According to yourself I shouldn’t try to help such a helpless viewpoint, I should say “oh I’m so sorry that you’re like that” and give up, because that’s the “sensitive” thing to do. If I don’t do that then I’m insensitive and I think I understand all their problems? That’s all in your head, get a grip


----------



## leminaseri (Jul 1, 2020)

coolwhip27 said:


> According to yourself I shouldn’t try to help such a helpless viewpoint, I should say “oh I’m so sorry that you’re like that” and give up, because that’s the “sensitive” thing to do. *If I don’t do that then I’m insensitive and I think I understand all their problems? That’s all in your head, get a grip*


wow indebunkable response! great


----------



## coolwhip27 (Mar 14, 2015)

leminaseri said:


> wow indebunkable response! great


I was wondering if trith might decide to hop out of the bushes and attack my comments again. He thinks he “sees right through me”


----------



## Trith (Dec 31, 2019)

coolwhip27 said:


> According to yourself I shouldn’t try to help such a helpless viewpoint, I should say “oh I’m so sorry that you’re like that” and give up, because that’s the “sensitive” thing to do. If I don’t do that then I’m insensitive and I think I understand all their problems? That’s all in your head, get a grip


You are assuming that you had to say something to 'help' him. I could be wrong but it didn't seem that Aridity was asking for your wisdom or your guidance on how to solve his problems. It looks like he just wanted to say that your video didn't mean much for him. He was the one giving the feedback.


----------



## coolwhip27 (Mar 14, 2015)

Trith said:


> You are assuming that you had to say something to 'help' him. I could be wrong but it didn't seem that Aridity was asking for your wisdom or your guidance on how to solve his problems. It looks like he just wanted to say that your video didn't mean much for him. He was the one giving the feedback.

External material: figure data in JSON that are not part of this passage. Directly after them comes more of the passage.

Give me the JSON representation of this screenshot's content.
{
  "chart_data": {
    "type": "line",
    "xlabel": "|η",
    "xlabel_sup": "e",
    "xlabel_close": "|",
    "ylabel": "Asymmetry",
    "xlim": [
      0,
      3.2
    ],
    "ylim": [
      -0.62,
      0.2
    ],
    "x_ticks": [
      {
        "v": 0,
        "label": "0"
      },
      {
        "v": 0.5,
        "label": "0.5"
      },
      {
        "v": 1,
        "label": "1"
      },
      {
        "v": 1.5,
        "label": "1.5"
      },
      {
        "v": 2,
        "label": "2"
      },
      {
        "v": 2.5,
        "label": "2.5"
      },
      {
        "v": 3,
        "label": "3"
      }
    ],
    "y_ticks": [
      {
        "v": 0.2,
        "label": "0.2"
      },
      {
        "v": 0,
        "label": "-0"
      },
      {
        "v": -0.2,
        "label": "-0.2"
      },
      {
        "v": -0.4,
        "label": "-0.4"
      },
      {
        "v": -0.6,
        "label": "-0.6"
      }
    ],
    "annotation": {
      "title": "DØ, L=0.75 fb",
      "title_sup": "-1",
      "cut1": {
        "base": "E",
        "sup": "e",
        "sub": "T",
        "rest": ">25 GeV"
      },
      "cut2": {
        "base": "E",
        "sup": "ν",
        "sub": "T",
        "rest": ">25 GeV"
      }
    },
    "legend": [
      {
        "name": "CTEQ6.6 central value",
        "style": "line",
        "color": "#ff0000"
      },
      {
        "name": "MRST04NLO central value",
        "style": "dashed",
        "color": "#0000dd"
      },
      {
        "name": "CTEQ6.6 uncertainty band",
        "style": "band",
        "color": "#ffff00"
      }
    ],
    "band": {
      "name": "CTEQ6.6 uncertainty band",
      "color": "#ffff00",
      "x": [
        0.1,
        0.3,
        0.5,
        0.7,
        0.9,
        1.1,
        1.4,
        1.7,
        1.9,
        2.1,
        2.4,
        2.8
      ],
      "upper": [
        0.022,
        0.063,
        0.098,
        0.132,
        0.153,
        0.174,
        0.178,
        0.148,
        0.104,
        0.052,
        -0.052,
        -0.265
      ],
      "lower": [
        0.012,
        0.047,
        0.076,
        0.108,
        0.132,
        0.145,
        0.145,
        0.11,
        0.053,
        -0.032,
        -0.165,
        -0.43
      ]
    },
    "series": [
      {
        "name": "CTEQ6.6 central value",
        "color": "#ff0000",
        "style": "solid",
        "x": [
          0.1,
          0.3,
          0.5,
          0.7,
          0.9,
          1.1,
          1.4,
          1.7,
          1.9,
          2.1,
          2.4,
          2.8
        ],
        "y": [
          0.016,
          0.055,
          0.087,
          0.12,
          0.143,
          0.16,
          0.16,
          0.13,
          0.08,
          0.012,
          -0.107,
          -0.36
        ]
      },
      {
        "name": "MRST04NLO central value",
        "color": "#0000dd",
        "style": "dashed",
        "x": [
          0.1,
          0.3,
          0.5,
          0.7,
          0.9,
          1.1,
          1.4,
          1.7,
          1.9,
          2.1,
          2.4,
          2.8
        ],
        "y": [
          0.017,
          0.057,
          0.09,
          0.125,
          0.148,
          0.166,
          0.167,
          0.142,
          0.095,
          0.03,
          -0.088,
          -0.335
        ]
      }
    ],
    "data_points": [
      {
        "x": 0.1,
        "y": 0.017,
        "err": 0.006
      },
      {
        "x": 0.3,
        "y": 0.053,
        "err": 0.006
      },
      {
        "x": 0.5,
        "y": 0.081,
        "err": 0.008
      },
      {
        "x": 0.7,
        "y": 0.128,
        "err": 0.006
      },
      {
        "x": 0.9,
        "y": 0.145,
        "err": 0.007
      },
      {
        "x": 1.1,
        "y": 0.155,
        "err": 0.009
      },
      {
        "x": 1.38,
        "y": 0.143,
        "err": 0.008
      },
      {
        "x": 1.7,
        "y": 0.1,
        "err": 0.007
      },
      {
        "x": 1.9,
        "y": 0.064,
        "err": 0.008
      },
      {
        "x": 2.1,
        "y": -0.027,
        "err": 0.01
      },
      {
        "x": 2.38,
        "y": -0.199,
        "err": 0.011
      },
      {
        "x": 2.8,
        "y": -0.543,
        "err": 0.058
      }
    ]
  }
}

He asked me a question. Go back and read. I know you’ve already made up your mind about everything I say, but your snarky comment was misplaced. Next time try thinking rather than reacting.
You assume I think I _had_ to say something to “help”, but I don’t really don’t see the problem with trying, so keep your fukin judgments to yourself. Because I’m not here to be attacked, monitored or controlled


----------